Larga vida a Lewis.

Larga vida a Lewis.
Crédito: FanF1

Fue en un hermoso día soleado cuando Sir Lewis, en la cima de su gloria, ganó el título al volante de su Merci l'Abbesse. En los anales del equipo, sucede brillantemente al rey de reyes, al maharajá de los maharajás, al maestro Fangio.

El respeto por Juan Manuel Fangio, siempre aclamado como «El Maestro» y, en palabras de un observador veterano, «el mejor piloto de su época, si no de todos los tiempos», ha resurgido tras el dramático enfrentamiento de este fin de semana en el circuito que se ha convertido en un campo de pruebas para los campeones modernos.

Lewis Hamilton, que llegó a la carrera con la seguridad de un monarca en ejercicio, tomó la delantera desde el principio y nunca miró atrás. Tras un breve susto cuando su coche perdió momentáneamente el agarre, el británico aceleró para cruzar la línea de meta con una ventaja que no dejaba lugar a dudas sobre su dominio. «Siento como si me volvieran a poner la corona en la cabeza», declaró Hamilton en la entrevista posterior a la carrera, con la misma voz exaltada que sus fans han escuchado tras sus anteriores triunfos. Su rival más cercano, Nico Rosberg, tuvo menos suerte. Una repentina avería mecánica obligó al piloto germano-suizo a abandonar a mitad de carrera, un revés que se hace eco de la «tragedia» que muchos asocian con los altibajos de su carrera. «Es un trago difícil de digerir», admitió Rosberg, «pero hoy ha sido el coche el que ha decidido su destino». La crónica de la carrera no se centró solo en la velocidad, sino que fue un homenaje en vivo al estatus mítico de Fangio. El conde de Moncet, un veterano comentarista conocido por su prosa lírica, recordó a los telespectadores que «ningún caballero puede pronunciar el nombre de Fangio sin sentirse abrumado por la admiración». Añadió que la generación actual de pilotos, desde Hamilton hasta Rosberg, es constantemente comparada con la leyenda argentina, referente en materia de genio. Mientras Hamilton celebraba su victoria, la historia de este deporte le recordaba la humildad necesaria para mantenerse en la cima. Una voz apagada procedente de la cabina de comentaristas citó al difunto Juan Manuel Fangio: «Un campeón escribe su leyenda, no borrando el pasado, sino rindiéndole homenaje». Esta observación parecía dirigirse a Hamilton y a su exuberante celebración, exhortando al vencedor a recordar el linaje que ahora representa. La rivalidad entre Hamilton y Rosberg, a menudo calificada de «homérica», puede haber dado un giro temporal, pero los analistas sugieren que la guerra está lejos de haber terminado. «Solo es un asalto», declaró el antiguo director del equipo, Toto Wolff, «y aunque Hamilton haya tomado la delantera hoy, la competición seguirá evolucionando».

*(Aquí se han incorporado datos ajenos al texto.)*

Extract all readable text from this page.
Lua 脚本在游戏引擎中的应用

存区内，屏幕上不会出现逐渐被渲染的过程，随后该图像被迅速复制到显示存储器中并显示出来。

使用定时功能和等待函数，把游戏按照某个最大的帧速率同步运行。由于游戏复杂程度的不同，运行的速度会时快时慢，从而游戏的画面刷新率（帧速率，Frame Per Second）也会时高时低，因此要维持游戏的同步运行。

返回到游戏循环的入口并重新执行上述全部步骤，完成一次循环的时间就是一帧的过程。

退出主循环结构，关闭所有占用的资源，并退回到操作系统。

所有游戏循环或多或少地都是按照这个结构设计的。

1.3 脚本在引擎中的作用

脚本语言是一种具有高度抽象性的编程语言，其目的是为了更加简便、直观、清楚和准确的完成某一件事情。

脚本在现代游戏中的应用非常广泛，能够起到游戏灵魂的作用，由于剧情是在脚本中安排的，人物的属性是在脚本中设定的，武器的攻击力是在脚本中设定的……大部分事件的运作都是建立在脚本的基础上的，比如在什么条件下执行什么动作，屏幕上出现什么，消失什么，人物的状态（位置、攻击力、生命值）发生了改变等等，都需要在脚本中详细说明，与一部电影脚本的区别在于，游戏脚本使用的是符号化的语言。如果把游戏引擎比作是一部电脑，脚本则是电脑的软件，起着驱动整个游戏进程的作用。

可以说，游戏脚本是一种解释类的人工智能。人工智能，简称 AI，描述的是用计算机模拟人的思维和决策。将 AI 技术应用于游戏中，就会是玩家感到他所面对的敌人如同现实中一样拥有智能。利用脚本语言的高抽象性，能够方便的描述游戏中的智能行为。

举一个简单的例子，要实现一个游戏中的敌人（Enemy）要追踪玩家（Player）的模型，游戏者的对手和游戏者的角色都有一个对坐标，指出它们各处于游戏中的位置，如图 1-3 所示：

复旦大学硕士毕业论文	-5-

Mientras el paddock se vacía y los aficionados se marchan, el eco del legado de Fangio sigue siendo innegable. Ya sea con el rugido de un motor híbrido moderno o con el susurro respetuoso de un comentarista, la leyenda de «El Maestro» perdura, moldeando las ambiciones de los pilotos actuales y recordándoles que cada victoria es un capítulo de una historia que comenzó hace más de setenta años.